La controversia internacional por el anuncio de que Bad Bunny encabezará el show de medio tiempo del Super Bowl 2026 escaló hasta Colombia. El presidente Gustavo Petro reaccionó enérgicamente tras las declaraciones de Corey Lewandowski, asesor del Departamento de Seguridad Nacional de EE. UU. y figura cercana a Donald Trump, quien rechazó la elección del artista y advirtió que habría presencia de agentes del ICE en el evento deportivo.
Lewandowski consideró que la NFL enviaba un “mal mensaje” al elegir al puertorriqueño y reiteró su línea de persecución contra migrantes indocumentados, lo que desató fuertes críticas de sectores culturales y políticos.
Petro, a través de su cuenta oficial en X (antes Twitter), calificó lo ocurrido como un claro acto de censura contra el intérprete: “Significa censura a Bad Bunny”, escribió, señalando que el caso refleja una peligrosa tendencia mundial.
“El lector debe entender que están destruyendo la democracia en el mundo”, añadió el mandatario, advirtiendo que más allá de un artista en particular, el episodio constituye un atentado contra las libertades fundamentales que sostienen los sistemas democráticos.
La reacción del presidente colombiano se da en medio de un clima político polarizado en Estados Unidos, donde las políticas de control migratorio han sido centro de debate. Para Petro, este tipo de acciones ponen en riesgo no solo la libertad artística, sino también los principios de convivencia democrática.
En tono irónico, el jefe de Estado cerró su mensaje con una propuesta que llamó la atención: “Bonito sería un buen concierto de Bad Bunny en Colombia”, escribió, planteando al país como escenario de apertura frente a las restricciones en otros lugares.

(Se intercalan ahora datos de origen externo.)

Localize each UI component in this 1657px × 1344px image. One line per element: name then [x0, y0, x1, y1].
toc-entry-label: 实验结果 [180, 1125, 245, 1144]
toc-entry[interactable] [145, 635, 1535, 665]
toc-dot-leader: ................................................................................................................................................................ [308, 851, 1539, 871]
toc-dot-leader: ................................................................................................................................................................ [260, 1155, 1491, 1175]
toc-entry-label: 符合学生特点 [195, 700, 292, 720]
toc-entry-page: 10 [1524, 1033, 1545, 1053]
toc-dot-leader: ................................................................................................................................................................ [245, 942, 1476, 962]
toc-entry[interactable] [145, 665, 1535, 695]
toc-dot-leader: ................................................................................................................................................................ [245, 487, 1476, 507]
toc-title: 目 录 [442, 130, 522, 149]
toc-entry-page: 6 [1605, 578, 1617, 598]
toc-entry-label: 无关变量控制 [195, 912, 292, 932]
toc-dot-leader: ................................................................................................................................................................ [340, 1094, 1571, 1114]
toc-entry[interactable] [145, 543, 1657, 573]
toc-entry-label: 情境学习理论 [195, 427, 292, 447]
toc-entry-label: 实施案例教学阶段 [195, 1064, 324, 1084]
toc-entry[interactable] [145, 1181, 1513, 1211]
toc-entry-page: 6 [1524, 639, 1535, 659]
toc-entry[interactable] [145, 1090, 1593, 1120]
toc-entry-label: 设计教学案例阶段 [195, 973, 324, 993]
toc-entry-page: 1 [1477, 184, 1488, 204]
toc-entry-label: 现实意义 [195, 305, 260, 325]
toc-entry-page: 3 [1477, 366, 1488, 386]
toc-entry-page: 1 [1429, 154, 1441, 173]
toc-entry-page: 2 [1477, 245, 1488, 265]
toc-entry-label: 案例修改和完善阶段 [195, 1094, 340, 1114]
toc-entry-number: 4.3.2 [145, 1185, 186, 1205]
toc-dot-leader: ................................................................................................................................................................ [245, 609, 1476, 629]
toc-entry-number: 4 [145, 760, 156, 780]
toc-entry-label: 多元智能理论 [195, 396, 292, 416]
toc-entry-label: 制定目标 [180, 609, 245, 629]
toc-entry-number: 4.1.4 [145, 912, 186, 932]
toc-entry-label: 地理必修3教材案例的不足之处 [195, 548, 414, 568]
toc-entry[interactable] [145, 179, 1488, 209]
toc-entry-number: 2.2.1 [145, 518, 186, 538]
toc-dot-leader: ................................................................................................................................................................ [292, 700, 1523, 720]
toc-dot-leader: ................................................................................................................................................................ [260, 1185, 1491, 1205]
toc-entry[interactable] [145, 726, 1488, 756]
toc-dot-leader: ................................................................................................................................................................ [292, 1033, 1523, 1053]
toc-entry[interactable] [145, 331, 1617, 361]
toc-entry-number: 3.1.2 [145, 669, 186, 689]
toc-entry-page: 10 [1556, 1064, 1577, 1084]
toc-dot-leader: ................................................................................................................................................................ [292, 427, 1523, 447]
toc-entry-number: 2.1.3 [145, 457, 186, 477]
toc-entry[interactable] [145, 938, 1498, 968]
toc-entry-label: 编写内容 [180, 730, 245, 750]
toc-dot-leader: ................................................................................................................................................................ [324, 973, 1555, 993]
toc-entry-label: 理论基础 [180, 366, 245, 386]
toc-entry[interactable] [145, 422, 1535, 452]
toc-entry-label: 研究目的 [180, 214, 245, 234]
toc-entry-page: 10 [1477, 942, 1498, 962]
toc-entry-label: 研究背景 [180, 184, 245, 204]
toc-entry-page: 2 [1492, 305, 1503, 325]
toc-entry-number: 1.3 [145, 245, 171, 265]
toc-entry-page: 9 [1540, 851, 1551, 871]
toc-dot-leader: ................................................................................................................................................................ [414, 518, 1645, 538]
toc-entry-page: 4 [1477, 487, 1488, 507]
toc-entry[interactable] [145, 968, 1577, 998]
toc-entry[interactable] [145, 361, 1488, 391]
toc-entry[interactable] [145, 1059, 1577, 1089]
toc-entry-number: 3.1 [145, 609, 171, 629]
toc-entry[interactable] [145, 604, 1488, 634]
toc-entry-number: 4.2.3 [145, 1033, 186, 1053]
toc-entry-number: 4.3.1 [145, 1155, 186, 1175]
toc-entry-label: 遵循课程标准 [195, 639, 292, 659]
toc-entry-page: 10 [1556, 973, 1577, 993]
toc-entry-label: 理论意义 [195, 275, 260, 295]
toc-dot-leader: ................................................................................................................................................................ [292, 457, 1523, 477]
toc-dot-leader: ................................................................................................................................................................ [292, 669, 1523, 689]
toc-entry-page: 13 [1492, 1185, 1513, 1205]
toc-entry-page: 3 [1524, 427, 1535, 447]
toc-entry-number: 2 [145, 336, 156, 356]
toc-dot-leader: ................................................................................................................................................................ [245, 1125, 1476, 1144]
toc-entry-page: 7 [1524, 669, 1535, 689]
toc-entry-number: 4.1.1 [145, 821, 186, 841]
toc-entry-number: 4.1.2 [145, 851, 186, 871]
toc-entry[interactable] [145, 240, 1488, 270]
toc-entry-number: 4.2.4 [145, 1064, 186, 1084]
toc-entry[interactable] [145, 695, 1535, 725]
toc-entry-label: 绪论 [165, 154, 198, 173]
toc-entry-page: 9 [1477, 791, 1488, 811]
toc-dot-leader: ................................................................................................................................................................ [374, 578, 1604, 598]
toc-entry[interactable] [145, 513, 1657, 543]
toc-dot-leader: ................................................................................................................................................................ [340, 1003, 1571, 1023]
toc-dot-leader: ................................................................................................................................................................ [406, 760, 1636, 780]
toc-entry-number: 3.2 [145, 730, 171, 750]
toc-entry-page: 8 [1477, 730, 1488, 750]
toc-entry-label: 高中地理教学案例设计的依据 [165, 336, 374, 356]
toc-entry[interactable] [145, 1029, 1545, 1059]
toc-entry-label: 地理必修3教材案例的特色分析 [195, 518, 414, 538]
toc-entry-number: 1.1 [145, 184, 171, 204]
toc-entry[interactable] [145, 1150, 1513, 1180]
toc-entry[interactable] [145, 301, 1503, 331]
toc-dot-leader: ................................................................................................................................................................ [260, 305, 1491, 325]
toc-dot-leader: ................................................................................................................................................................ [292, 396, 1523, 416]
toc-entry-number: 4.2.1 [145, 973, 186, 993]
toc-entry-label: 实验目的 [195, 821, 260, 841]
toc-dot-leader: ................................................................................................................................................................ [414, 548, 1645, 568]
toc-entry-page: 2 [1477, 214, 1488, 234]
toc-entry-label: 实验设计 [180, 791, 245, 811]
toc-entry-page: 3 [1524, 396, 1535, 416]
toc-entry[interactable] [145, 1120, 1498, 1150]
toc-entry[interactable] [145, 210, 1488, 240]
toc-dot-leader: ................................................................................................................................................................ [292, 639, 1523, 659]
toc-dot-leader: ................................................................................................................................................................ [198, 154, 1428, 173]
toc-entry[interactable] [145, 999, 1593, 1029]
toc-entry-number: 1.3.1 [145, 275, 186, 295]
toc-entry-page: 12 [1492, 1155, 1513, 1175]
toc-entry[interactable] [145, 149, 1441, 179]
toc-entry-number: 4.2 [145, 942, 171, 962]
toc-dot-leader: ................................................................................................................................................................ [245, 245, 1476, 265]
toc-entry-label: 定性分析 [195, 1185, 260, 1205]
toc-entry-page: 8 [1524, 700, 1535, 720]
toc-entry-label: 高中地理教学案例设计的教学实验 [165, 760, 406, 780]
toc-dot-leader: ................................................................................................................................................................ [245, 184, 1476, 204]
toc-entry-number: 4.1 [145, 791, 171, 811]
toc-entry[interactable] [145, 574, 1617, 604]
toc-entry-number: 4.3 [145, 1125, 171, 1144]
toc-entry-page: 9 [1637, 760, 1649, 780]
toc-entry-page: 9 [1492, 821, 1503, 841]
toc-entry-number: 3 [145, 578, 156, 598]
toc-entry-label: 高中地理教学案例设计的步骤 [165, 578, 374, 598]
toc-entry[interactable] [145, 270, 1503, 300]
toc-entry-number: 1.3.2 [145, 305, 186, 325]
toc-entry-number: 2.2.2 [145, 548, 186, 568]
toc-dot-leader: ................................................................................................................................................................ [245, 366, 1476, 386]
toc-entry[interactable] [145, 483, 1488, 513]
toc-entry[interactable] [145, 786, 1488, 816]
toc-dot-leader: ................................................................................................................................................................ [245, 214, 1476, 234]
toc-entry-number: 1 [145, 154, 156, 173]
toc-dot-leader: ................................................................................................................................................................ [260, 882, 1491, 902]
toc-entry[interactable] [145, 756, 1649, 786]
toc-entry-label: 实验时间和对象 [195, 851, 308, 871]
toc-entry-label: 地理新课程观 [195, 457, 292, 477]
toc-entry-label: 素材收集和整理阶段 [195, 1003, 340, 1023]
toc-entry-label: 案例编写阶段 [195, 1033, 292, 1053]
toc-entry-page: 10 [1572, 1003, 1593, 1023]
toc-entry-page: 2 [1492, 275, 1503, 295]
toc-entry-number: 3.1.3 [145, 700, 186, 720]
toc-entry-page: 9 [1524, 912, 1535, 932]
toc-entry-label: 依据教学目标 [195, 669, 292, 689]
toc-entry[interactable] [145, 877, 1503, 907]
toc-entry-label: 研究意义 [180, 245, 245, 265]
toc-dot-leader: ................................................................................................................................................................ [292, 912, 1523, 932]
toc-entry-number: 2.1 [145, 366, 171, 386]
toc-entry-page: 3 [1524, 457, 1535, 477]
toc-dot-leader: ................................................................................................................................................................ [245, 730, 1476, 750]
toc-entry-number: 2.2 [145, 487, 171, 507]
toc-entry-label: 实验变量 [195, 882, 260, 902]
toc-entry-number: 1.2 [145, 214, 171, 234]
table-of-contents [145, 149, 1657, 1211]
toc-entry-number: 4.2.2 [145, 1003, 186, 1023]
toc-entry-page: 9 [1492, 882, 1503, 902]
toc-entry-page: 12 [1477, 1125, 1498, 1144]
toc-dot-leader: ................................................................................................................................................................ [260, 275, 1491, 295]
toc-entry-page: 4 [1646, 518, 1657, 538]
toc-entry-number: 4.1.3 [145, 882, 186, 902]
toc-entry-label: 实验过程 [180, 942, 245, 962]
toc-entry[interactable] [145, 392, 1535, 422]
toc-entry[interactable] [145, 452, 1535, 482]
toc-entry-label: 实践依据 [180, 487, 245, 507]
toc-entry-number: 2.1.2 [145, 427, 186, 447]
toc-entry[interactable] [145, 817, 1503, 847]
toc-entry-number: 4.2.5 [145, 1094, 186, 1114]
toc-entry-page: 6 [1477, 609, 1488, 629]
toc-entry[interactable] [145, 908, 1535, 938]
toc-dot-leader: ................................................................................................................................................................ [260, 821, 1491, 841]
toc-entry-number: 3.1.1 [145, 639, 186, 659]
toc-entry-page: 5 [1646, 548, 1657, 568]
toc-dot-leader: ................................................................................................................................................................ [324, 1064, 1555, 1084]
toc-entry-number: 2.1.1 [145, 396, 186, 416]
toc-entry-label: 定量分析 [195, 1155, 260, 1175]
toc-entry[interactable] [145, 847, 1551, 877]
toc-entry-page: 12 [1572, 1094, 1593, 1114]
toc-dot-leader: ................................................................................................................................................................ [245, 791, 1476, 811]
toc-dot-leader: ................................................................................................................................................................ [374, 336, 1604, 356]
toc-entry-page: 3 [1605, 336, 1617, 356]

El gesto de Petro fue interpretado como un respaldo no solo al artista, sino a la defensa de la libertad cultural y artística, un tema que ha sido recurrente en sus discursos internacionales. Su postura se suma a la de otros líderes y personalidades que han condenado la politización del espectáculo deportivo más visto del planeta.
La polémica ahora trasciende la música y el deporte para instalarse en el terreno político y diplomático, abriendo un debate sobre el poder de la cultura frente a los gobiernos y el papel de los Estados en la defensa de la libre expresión en escenarios globales.